Finkelstein M S
Department of Mathematical Statistics, University of the Free State, PO Box 339, 9300 Bloemfontein, Republic of South Africa.
Lifetime Data Anal. 2003 Mar;9(1):93-109. doi: 10.1023/a:1021886207236.
A probabilistic model of aging is considered. It is based on the assumption that a random resource, a stochastic process of aging (wear) and the corresponding anti-aging process are embedded at birth.
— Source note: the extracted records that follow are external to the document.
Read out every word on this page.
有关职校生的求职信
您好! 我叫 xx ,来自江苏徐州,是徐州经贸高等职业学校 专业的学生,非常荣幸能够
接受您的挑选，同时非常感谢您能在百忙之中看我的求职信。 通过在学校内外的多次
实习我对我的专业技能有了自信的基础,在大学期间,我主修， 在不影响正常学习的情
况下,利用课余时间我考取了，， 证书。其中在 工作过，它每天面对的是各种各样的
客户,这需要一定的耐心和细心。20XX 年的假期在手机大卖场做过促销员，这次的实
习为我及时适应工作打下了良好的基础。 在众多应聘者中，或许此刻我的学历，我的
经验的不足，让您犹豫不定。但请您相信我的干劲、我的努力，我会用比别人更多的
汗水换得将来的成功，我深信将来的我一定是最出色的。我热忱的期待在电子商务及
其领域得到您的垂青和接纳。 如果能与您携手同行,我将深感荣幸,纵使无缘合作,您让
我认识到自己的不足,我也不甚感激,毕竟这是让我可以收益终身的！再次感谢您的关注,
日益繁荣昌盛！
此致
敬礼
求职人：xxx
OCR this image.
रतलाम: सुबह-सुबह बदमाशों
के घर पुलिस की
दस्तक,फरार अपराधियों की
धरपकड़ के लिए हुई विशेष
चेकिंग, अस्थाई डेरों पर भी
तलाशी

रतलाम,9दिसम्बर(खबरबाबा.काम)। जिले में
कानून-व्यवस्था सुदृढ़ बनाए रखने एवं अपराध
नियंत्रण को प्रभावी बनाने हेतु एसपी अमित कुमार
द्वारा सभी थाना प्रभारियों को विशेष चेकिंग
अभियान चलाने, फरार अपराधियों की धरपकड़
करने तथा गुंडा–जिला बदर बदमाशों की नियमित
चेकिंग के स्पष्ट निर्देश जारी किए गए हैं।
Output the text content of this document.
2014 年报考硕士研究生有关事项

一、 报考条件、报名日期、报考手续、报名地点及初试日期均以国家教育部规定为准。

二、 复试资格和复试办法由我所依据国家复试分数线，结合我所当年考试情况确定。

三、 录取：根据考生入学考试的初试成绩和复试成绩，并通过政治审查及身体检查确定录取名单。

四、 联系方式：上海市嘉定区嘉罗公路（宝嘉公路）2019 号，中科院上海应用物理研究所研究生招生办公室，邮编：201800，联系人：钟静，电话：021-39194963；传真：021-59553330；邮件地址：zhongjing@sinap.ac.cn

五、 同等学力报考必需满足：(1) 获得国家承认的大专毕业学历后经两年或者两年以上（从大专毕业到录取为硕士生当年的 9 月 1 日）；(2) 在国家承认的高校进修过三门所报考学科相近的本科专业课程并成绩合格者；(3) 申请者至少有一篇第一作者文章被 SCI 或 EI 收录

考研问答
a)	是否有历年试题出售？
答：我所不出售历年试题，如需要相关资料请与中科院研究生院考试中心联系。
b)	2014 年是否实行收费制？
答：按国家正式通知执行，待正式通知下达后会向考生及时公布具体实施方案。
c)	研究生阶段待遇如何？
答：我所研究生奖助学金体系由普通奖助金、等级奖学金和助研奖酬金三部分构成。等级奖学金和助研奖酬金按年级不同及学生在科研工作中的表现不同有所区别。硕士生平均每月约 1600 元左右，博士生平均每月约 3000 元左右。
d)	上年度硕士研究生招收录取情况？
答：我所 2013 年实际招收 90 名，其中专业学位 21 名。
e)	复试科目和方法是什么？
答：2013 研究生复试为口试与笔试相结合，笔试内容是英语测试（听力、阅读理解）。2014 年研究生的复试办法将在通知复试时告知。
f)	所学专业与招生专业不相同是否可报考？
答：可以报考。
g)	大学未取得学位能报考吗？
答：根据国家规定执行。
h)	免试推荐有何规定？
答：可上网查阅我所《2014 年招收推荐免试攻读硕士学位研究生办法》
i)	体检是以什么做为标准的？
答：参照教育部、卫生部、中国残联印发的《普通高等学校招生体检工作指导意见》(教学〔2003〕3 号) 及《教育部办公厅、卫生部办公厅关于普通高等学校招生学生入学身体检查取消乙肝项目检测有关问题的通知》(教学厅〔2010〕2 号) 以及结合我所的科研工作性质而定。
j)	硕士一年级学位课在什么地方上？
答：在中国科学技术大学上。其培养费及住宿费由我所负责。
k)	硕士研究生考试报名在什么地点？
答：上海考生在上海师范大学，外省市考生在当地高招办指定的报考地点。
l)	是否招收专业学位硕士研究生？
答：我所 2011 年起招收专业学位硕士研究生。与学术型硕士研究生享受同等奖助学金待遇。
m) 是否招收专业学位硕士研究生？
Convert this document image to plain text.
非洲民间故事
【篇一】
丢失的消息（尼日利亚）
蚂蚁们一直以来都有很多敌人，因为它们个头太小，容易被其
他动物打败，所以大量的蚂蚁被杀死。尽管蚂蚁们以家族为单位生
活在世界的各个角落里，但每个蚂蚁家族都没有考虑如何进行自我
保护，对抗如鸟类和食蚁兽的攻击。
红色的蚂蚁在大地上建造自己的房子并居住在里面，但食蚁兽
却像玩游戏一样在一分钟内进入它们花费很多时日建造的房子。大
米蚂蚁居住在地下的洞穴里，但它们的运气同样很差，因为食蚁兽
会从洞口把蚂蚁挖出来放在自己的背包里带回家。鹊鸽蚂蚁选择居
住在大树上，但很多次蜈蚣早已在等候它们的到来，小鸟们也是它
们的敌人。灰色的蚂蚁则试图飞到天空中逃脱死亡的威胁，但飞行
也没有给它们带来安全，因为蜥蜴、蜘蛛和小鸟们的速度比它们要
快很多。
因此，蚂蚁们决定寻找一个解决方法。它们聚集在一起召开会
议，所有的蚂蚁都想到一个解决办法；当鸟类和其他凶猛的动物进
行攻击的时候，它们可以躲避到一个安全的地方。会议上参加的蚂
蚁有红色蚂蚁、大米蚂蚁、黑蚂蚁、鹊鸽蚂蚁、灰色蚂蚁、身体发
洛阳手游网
A death occurs when the accumulated wear exceeds the initial random resource. It is assumed that the anti-aging process decreases wear in each increment. The impact of environment (lifestyle) is also taken into account. The corresponding relations for the observed and the conditional hazard rate (force of mortality) are obtained. Similar to some demographic models, the deceleration of mortality phenomenon is explained via the concept of frailty. Simple examples are considered.
考虑了一种衰老的概率模型。它基于这样的假设:出生时就嵌入了一种随机资源、一个衰老(损耗)的随机过程以及相应的抗衰过程。当累积损耗超过初始随机资源时就会发生死亡。假定抗衰过程在每个增量中都会减少损耗。还考虑了环境(生活方式)的影响。得到了观察到的和条件风险率(死亡率)的相应关系。与一些人口统计学模型类似,通过脆弱性的概念来解释死亡率下降现象。给出了一些简单的例子。